On June 6, 2008, the Appellate Division, Fourth Department ("Fourth Department") unanimously modified the judgment of conviction by reversing those parts convicting Petitioner of Sexual Abuse in the First Degree under counts two and three of the indictment. As modified, the judgment of conviction was affirmed, and leave to appeal was denied. People v. Bennett, 52 A.D.3d 1185 (4th Dep't 2008); lv. denied, 11 N.Y.3d 734 (2008).
This habeas corpus petition followed, wherein Petitioner seeks relief on the following grounds: (1) a Rosario violation; (2) ineffective assistance of trial counsel; (3) that the admission of evidence of uncharged crimes deprived him of his right to a fair trial; and (4) harsh and excessive sentence. See Pet. 5 22A-D (Dkt. No. 1).
Under the Anti-Terrorism and Effective Death Penalty Act ("AEDPA"), a federal court may grant habeas relief to a state prisoner only if a claim that was "adjudicated on the merits" in state court "resulted in a decision that was contrary to, or involved an unreasonable application of, clearly established Federal law, as determined by the Supreme Court of the United States," 28 U.S.C. § 2254(d)(1), or if it "was based on an unreasonable determination of the facts in light of the evidence presented in the state court proceeding." § 2254(d)(2). A state court decision is "contrary to" clearly established federal law "if the state court arrives at a conclusion opposite to that reached by [the Supreme Court] on a question of law or if the state court decides a case differently than [the Supreme Court] has on a set of materially indistinguishable facts." Williams v. Taylor, 529 U.S. 362, 413 (2000). The phrase, "clearly established Federal law, as determined by the Supreme Court of the United States," limits the law governing a habeas petitioner's claims to the holdings (notdicta) of the Supreme Court existing at the time of the relevant state-court decision. Williams, 529 U.S. at 412; accord Sevencan v. Herbert, 342 F.3d 69, 73-74 (2d Cir. 2002), cert. denied, 540 U.S. 1197 (2004).

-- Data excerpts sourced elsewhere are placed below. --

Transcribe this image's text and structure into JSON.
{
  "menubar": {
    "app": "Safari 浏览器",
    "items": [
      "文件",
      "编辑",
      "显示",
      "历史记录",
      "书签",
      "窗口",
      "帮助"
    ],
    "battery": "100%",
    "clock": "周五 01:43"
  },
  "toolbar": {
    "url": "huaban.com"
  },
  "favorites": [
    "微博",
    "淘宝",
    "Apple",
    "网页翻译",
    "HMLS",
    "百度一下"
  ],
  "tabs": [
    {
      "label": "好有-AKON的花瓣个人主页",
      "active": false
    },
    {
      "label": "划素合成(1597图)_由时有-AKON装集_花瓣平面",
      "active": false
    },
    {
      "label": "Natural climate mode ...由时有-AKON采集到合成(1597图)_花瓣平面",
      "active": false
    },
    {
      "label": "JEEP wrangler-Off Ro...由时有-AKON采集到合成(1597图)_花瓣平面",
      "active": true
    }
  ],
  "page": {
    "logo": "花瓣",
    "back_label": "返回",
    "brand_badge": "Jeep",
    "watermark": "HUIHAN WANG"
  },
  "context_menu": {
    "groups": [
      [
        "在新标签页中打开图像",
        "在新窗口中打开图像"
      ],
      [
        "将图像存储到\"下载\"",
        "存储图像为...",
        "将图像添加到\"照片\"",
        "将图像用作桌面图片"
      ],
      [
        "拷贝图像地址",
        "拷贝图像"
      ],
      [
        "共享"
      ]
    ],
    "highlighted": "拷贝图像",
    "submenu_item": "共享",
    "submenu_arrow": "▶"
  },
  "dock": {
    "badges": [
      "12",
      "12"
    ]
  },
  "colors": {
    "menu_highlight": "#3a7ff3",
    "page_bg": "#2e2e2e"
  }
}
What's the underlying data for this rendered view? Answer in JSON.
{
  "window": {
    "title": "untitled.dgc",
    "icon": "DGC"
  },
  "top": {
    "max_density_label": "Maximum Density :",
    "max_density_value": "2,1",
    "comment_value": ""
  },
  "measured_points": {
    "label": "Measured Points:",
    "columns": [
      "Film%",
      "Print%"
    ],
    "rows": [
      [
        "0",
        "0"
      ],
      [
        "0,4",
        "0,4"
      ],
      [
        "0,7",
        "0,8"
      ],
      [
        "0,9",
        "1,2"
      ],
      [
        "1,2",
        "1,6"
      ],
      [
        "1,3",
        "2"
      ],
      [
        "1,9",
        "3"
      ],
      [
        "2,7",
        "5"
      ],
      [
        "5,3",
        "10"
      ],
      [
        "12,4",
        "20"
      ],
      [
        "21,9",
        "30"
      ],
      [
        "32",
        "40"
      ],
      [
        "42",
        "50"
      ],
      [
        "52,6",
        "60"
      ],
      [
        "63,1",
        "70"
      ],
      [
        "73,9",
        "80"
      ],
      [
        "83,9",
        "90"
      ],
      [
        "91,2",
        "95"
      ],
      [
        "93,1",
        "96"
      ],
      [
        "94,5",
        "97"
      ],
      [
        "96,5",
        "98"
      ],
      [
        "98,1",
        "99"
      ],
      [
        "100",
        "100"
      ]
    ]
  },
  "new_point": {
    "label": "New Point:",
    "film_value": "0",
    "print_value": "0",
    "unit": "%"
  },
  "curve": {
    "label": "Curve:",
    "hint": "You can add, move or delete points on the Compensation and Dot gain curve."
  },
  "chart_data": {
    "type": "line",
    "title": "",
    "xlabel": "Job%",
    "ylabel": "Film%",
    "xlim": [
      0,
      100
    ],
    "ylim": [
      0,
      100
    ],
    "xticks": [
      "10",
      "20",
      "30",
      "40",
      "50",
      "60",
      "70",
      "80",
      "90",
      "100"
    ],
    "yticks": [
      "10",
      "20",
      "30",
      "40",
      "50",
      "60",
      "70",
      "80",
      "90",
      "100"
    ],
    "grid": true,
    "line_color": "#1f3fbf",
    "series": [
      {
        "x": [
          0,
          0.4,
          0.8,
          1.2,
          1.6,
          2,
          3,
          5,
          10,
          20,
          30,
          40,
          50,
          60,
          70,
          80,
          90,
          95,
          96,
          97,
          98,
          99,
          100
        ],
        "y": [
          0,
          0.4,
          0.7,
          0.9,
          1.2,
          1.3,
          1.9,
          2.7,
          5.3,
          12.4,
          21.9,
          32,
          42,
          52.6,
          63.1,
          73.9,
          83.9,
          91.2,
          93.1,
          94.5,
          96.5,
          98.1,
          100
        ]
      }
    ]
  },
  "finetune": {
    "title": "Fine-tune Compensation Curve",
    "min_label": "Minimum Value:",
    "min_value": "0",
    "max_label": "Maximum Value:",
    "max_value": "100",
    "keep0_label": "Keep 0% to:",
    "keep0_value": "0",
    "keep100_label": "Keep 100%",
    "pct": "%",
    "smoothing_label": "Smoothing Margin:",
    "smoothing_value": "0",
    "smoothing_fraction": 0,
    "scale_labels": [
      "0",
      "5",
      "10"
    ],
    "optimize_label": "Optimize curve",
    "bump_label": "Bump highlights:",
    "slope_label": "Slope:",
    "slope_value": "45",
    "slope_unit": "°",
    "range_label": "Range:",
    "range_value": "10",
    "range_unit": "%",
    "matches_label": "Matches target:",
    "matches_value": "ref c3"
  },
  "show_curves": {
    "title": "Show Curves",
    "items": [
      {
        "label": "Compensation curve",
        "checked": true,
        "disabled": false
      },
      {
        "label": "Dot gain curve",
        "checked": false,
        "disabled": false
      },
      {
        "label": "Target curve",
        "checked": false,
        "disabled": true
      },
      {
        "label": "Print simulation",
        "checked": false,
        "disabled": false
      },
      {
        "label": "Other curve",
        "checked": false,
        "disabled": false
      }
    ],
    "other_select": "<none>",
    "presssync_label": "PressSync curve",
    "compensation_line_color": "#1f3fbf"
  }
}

A state court decision is based on an "unreasonable application" of Supreme Court precedent if it correctly identified the governing legal rule, but applied it in an unreasonable manner to the facts of a particular case. Williams, 529 U.S. at 413; see also id. at 408-10. "[A] federal habeas court is not empowered to grant the writ just because, in its independent judgment, it would have decided the federal law question differently." Aparicio v. Artuz, 269 F.3d 78, 94 (2d Cir. 2001). Rather, "[t]he state court's application must reflect some additional increment of incorrectness such that it may be said to be unreasonable." Id. This increment "need not be great; otherwise, habeas relief would be limited to state court decisions so far off the mark as to suggest judicial incompetence." Francis S. v. Stone, 221 F.3d 100, 111 (2d Cir. 2000) (internal quotation marks omitted).